Part of me is like, I don't want to burn bridges. Whether or not I like someone in the business, and whether or not I think that person is talented or full of crap, I don't think that sort of thing really needs to be on the internet. It's like with naked pictures--they will be there forever. SOMEONE will be able to find them. And I kind of feel like it's infantile and petty to advertise it. I mean, I know theatre, in general, is a gossipy bunch; they like to say mean things and back stab. I've been there, hell, I'll admit to doing it myself. We are all only human.

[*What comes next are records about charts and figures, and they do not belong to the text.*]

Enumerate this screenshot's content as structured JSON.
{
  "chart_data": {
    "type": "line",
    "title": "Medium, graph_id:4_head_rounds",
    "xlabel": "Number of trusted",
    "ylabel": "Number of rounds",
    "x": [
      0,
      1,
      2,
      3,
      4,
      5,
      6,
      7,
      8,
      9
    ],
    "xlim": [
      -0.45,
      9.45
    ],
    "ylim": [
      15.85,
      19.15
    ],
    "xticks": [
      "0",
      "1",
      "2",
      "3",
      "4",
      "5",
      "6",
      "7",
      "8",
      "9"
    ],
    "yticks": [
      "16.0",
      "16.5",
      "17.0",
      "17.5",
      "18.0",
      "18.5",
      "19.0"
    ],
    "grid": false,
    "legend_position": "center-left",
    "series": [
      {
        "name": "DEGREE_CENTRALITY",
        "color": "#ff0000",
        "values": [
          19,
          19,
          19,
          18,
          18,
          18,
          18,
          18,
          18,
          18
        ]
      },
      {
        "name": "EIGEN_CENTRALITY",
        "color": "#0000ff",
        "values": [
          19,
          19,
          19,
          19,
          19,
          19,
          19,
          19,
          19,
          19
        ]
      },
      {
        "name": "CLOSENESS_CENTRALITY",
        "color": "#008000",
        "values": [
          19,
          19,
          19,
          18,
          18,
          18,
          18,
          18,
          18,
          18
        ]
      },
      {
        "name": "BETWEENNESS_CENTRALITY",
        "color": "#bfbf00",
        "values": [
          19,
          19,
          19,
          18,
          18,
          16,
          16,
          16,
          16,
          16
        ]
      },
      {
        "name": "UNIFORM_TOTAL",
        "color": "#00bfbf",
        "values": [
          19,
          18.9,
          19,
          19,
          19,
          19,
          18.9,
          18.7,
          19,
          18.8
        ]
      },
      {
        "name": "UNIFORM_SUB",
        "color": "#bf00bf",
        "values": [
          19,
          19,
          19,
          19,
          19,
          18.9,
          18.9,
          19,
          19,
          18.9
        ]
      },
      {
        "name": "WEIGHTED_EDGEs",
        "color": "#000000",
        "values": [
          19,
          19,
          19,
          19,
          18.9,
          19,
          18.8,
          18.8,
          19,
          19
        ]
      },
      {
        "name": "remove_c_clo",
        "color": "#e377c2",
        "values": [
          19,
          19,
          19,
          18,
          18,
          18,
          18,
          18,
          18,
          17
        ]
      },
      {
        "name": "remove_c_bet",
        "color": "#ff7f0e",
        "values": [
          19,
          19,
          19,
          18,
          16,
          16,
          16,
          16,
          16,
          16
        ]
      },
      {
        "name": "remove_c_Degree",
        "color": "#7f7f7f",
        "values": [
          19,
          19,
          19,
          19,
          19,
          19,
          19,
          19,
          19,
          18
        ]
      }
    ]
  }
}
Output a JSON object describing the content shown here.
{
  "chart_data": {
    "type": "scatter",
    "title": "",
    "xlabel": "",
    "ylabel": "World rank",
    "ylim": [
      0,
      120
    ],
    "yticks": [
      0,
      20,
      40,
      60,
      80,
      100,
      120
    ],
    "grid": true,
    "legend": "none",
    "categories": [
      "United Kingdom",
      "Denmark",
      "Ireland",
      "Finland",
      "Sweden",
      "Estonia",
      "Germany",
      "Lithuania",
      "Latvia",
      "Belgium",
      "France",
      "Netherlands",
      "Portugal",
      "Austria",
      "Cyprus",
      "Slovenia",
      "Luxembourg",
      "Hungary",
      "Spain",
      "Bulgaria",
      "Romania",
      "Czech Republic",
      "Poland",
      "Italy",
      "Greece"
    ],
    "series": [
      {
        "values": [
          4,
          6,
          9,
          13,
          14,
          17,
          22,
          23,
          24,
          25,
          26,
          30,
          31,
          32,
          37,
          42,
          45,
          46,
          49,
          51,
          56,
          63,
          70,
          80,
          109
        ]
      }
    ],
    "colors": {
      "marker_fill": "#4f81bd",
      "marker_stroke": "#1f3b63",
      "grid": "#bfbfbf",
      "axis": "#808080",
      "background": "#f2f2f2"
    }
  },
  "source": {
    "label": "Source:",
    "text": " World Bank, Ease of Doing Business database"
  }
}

But I guess what I'm saying is, for God's sake, keep it in the Green Room and off the internet, where it could come back to haunt you one of these days.

When I was at Iowa, my first contacts with theatre and writing for the stage was through No Shame Theatre. I loved it. I was obsessed with it. I knew the politics of this particular group and how to stay in the 'in' group at the time. I was still young and just starting out, and it's hard to not get sucked into a peer pressure situation.

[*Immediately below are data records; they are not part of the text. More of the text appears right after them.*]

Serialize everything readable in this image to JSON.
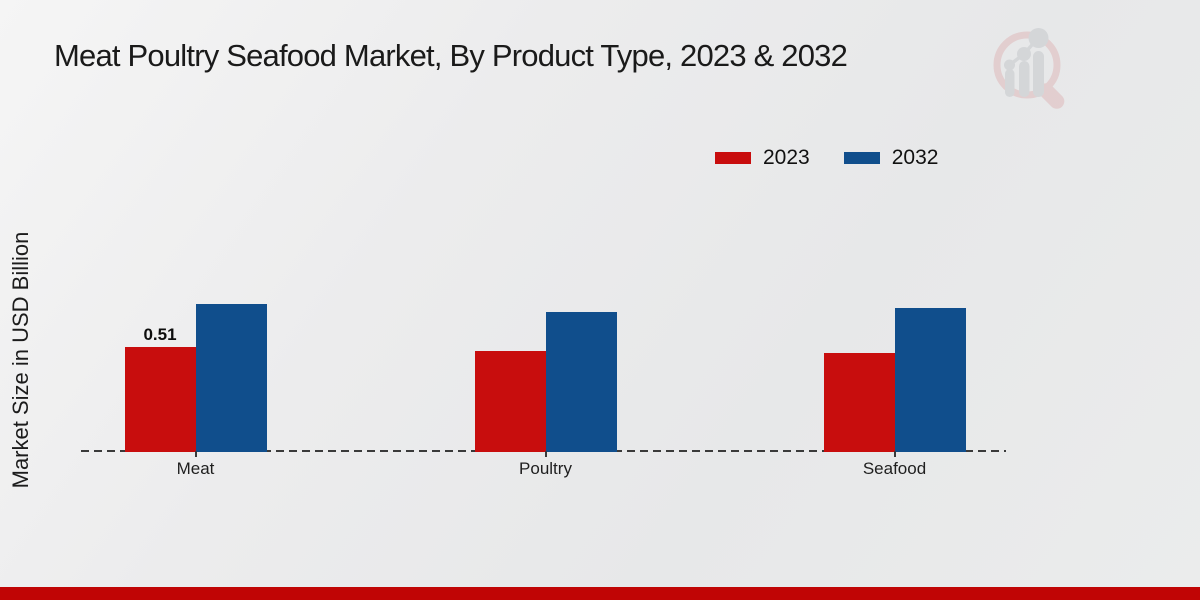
{
  "page": {
    "title": "Meat Poultry Seafood Market, By Product Type, 2023 & 2032"
  },
  "chart_data": {
    "type": "bar",
    "title": "Meat Poultry Seafood Market, By Product Type, 2023 & 2032",
    "categories": [
      "Meat",
      "Poultry",
      "Seafood"
    ],
    "series": [
      {
        "name": "2023",
        "color": "#c80d0d",
        "values": [
          0.51,
          0.49,
          0.48
        ],
        "value_labels": [
          "0.51",
          "",
          ""
        ]
      },
      {
        "name": "2032",
        "color": "#104e8c",
        "values": [
          0.72,
          0.68,
          0.7
        ],
        "value_labels": [
          "",
          "",
          ""
        ]
      }
    ],
    "xlabel": "",
    "ylabel": "Market Size in USD Billion",
    "ylim": [
      0,
      0.9
    ],
    "grid": false,
    "axis_ticks_visible": false,
    "legend_position": "top-right",
    "baseline_style": "dashed"
  },
  "legend": {
    "items": [
      {
        "label": "2023",
        "color": "#c80d0d"
      },
      {
        "label": "2032",
        "color": "#104e8c"
      }
    ]
  },
  "branding": {
    "logo_name": "market-research-future-watermark",
    "footer_bar_color": "#c00505"
  }
}
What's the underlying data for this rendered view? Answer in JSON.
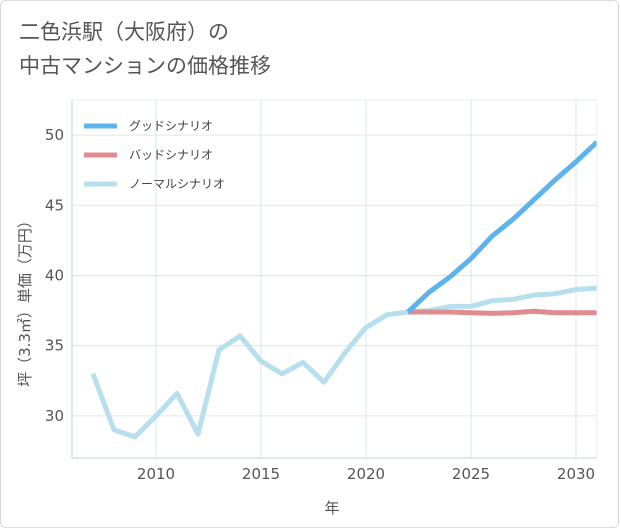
{
  "title": {
    "line1": "二色浜駅（大阪府）の",
    "line2": "中古マンションの価格推移"
  },
  "chart_data": {
    "type": "line",
    "title": "二色浜駅（大阪府）の中古マンションの価格推移",
    "xlabel": "年",
    "ylabel": "坪（3.3㎡）単価（万円）",
    "xlim": [
      2006,
      2031
    ],
    "ylim": [
      27,
      52.5
    ],
    "xticks": [
      2010,
      2015,
      2020,
      2025,
      2030
    ],
    "yticks": [
      30,
      35,
      40,
      45,
      50
    ],
    "grid": true,
    "legend_position": "top-left",
    "series": [
      {
        "name": "グッドシナリオ",
        "color": "#5db4ec",
        "x": [
          2022,
          2023,
          2024,
          2025,
          2026,
          2027,
          2028,
          2029,
          2030,
          2031
        ],
        "values": [
          37.4,
          38.8,
          39.9,
          41.2,
          42.8,
          44.0,
          45.4,
          46.8,
          48.1,
          49.5
        ]
      },
      {
        "name": "バッドシナリオ",
        "color": "#e08b8f",
        "x": [
          2022,
          2023,
          2024,
          2025,
          2026,
          2027,
          2028,
          2029,
          2030,
          2031
        ],
        "values": [
          37.4,
          37.4,
          37.4,
          37.35,
          37.3,
          37.35,
          37.45,
          37.35,
          37.35,
          37.35
        ]
      },
      {
        "name": "ノーマルシナリオ",
        "color": "#b7dfed",
        "x": [
          2007,
          2008,
          2009,
          2010,
          2011,
          2012,
          2013,
          2014,
          2015,
          2016,
          2017,
          2018,
          2019,
          2020,
          2021,
          2022,
          2023,
          2024,
          2025,
          2026,
          2027,
          2028,
          2029,
          2030,
          2031
        ],
        "values": [
          33.0,
          29.0,
          28.5,
          30.0,
          31.6,
          28.7,
          34.7,
          35.7,
          33.9,
          33.0,
          33.8,
          32.4,
          34.5,
          36.3,
          37.2,
          37.4,
          37.5,
          37.8,
          37.8,
          38.2,
          38.3,
          38.6,
          38.7,
          39.0,
          39.1
        ]
      }
    ]
  }
}
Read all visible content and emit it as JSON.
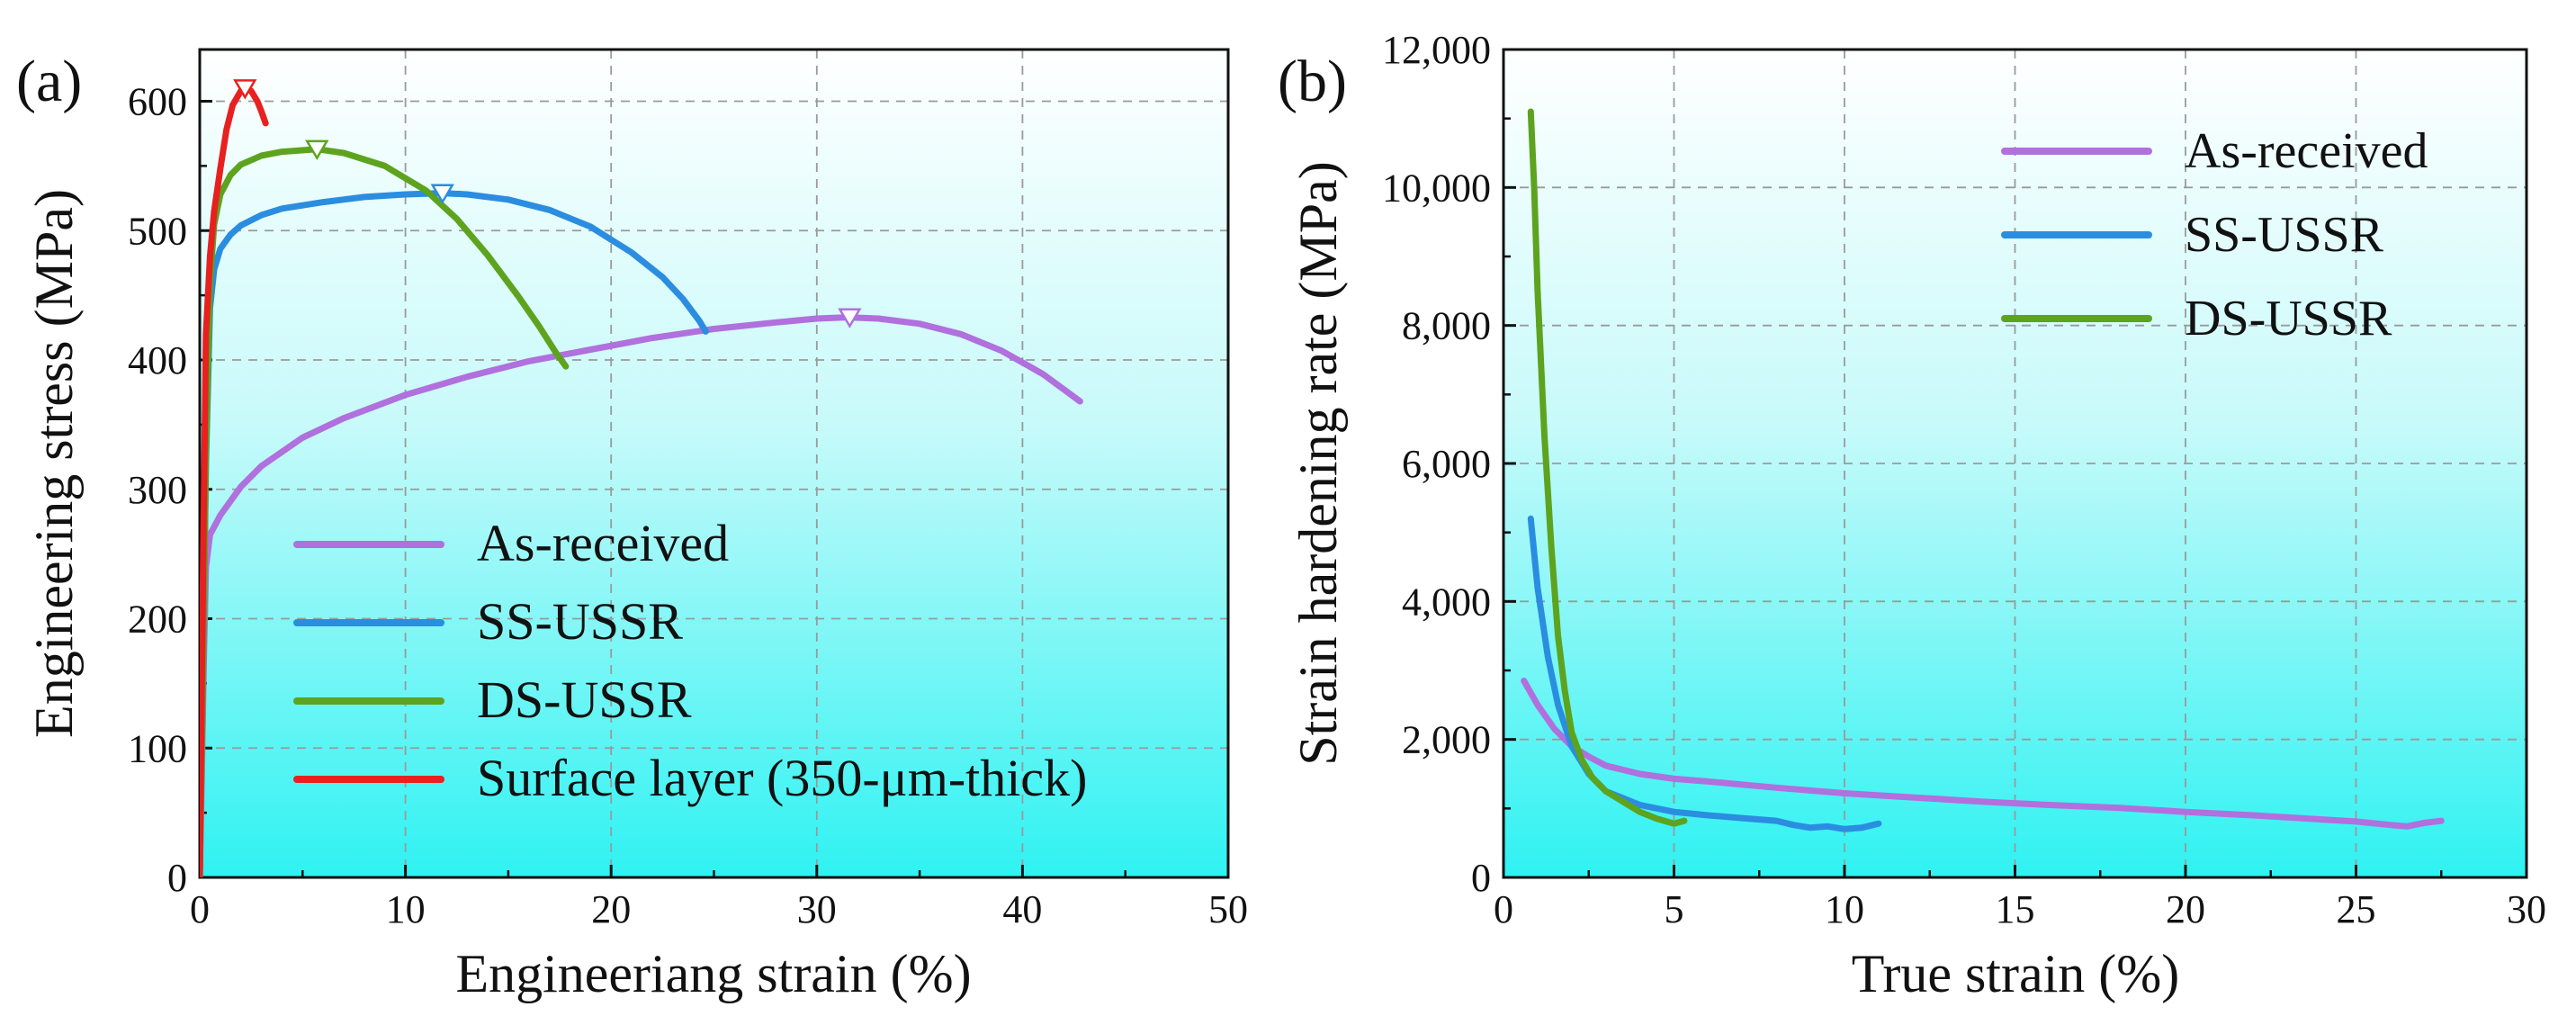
{
  "chart_data": [
    {
      "type": "line",
      "panel_label": "(a)",
      "xlabel": "Engineeriang strain (%)",
      "ylabel": "Engineering stress (MPa)",
      "xlim": [
        0,
        50
      ],
      "ylim": [
        0,
        640
      ],
      "xticks": [
        0,
        10,
        20,
        30,
        40,
        50
      ],
      "yticks": [
        0,
        100,
        200,
        300,
        400,
        500,
        600
      ],
      "grid": true,
      "legend": "bottom-center",
      "series": [
        {
          "name": "As-received",
          "color": "#b070dd",
          "x": [
            0,
            0.1,
            0.2,
            0.3,
            0.5,
            1,
            2,
            3,
            5,
            7,
            10,
            13,
            16,
            19,
            22,
            25,
            28,
            30,
            31.5,
            33,
            35,
            37,
            39,
            41,
            42.8
          ],
          "y": [
            0,
            80,
            170,
            240,
            265,
            280,
            302,
            318,
            340,
            355,
            373,
            387,
            399,
            408,
            417,
            424,
            429,
            432,
            433,
            432,
            428,
            420,
            407,
            389,
            368
          ],
          "uts": [
            31.6,
            433
          ]
        },
        {
          "name": "SS-USSR",
          "color": "#2b8de0",
          "x": [
            0,
            0.15,
            0.3,
            0.5,
            0.7,
            1,
            1.5,
            2,
            3,
            4,
            6,
            8,
            10,
            11.8,
            13,
            15,
            17,
            19,
            21,
            22.5,
            23.5,
            24.3,
            24.6
          ],
          "y": [
            0,
            150,
            320,
            440,
            470,
            486,
            497,
            504,
            512,
            517,
            522,
            526,
            528,
            529,
            528,
            524,
            516,
            503,
            483,
            464,
            447,
            430,
            422
          ],
          "uts": [
            11.8,
            529
          ]
        },
        {
          "name": "DS-USSR",
          "color": "#5da31e",
          "x": [
            0,
            0.15,
            0.3,
            0.5,
            0.7,
            1,
            1.5,
            2,
            3,
            4,
            5.7,
            7,
            9,
            11,
            12.5,
            14,
            15.5,
            16.5,
            17.3,
            17.8
          ],
          "y": [
            0,
            150,
            330,
            460,
            505,
            528,
            543,
            551,
            558,
            561,
            563,
            560,
            550,
            531,
            509,
            481,
            449,
            426,
            406,
            395
          ],
          "uts": [
            5.7,
            563
          ]
        },
        {
          "name": "Surface layer (350-μm-thick)",
          "color": "#e82020",
          "x": [
            0,
            0.15,
            0.3,
            0.5,
            0.7,
            1,
            1.3,
            1.6,
            2,
            2.2,
            2.5,
            2.8,
            3.0,
            3.2
          ],
          "y": [
            0,
            220,
            420,
            480,
            515,
            548,
            578,
            597,
            608,
            610,
            608,
            600,
            592,
            583
          ],
          "uts": [
            2.2,
            610
          ]
        }
      ]
    },
    {
      "type": "line",
      "panel_label": "(b)",
      "xlabel": "True strain (%)",
      "ylabel": "Strain hardening rate (MPa)",
      "xlim": [
        0,
        30
      ],
      "ylim": [
        0,
        12000
      ],
      "xticks": [
        0,
        5,
        10,
        15,
        20,
        25,
        30
      ],
      "yticks": [
        0,
        2000,
        4000,
        6000,
        8000,
        10000,
        12000
      ],
      "ytick_labels": [
        "0",
        "2,000",
        "4,000",
        "6,000",
        "8,000",
        "10,000",
        "12,000"
      ],
      "grid": true,
      "legend": "top-right",
      "series": [
        {
          "name": "As-received",
          "color": "#b070dd",
          "x": [
            0.6,
            1,
            1.5,
            2,
            2.5,
            3,
            4,
            5,
            6,
            8,
            10,
            12,
            14,
            16,
            18,
            20,
            22,
            24,
            25,
            26,
            26.5,
            27,
            27.5
          ],
          "y": [
            2850,
            2500,
            2150,
            1900,
            1750,
            1620,
            1500,
            1430,
            1390,
            1300,
            1220,
            1160,
            1100,
            1050,
            1010,
            950,
            900,
            840,
            810,
            760,
            740,
            790,
            820
          ]
        },
        {
          "name": "SS-USSR",
          "color": "#2b8de0",
          "x": [
            0.8,
            1,
            1.3,
            1.6,
            2,
            2.5,
            3,
            4,
            5,
            6,
            7,
            8,
            8.5,
            9,
            9.5,
            10,
            10.5,
            11
          ],
          "y": [
            5200,
            4200,
            3200,
            2500,
            1900,
            1500,
            1250,
            1050,
            950,
            900,
            860,
            820,
            760,
            720,
            740,
            700,
            720,
            780
          ]
        },
        {
          "name": "DS-USSR",
          "color": "#5da31e",
          "x": [
            0.8,
            0.9,
            1,
            1.2,
            1.4,
            1.6,
            1.8,
            2,
            2.3,
            2.6,
            3,
            3.5,
            4,
            4.5,
            5,
            5.3
          ],
          "y": [
            11100,
            10000,
            8500,
            6400,
            4800,
            3500,
            2700,
            2100,
            1700,
            1450,
            1250,
            1100,
            950,
            850,
            780,
            820
          ]
        }
      ]
    }
  ]
}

There was a guy who would do pieces there sometimes. I won't mention his name, but he had a name that was a famous person's name--and really, he wasn't as cool as his name would indicate. He was young and troubled--he once told one of the members of the No Shame board after asking this person to read one of his scripts to not say anything bad about it, or he would hold it inside for three days and explode.

This, to me, did not denote stability.

But some of the people I was involved in No Shame with would encourage him to be there and write, and perform, not because they were being encouraging and inclusive, but because they wanted to have a good laugh on the part of this troubled young man. I would have no part of it, mostly because I kept envisioning what would happen when he realized that everyone there was just making fun of him all along, and it had to do with him showing up with a gun and killing us all.

I feel like it's a very similar situation, and I refuse to participate. Funny part? Yeah, I'm posting this on the internet. I don't know why I wanted to post it here, but it feels good to get it out of my system.

I think the part that bothers me the most is that no one is keeping this on the downlow. To me, it seems like if you are going to make fun of someone who can review your shows, regardless of how badly they are reviewed, you shouldn't burn that bridge. Because if I were an editor of a paper or involved with putting together shows or something, I might think twice if I saw something like this. Maybe it doesn't matter as much when you're in a small town and everyone knows everyone, but I feel like your rep in theatre will follow you everywhere.

Am I wrong? Maybe I should just go back to wedding planning.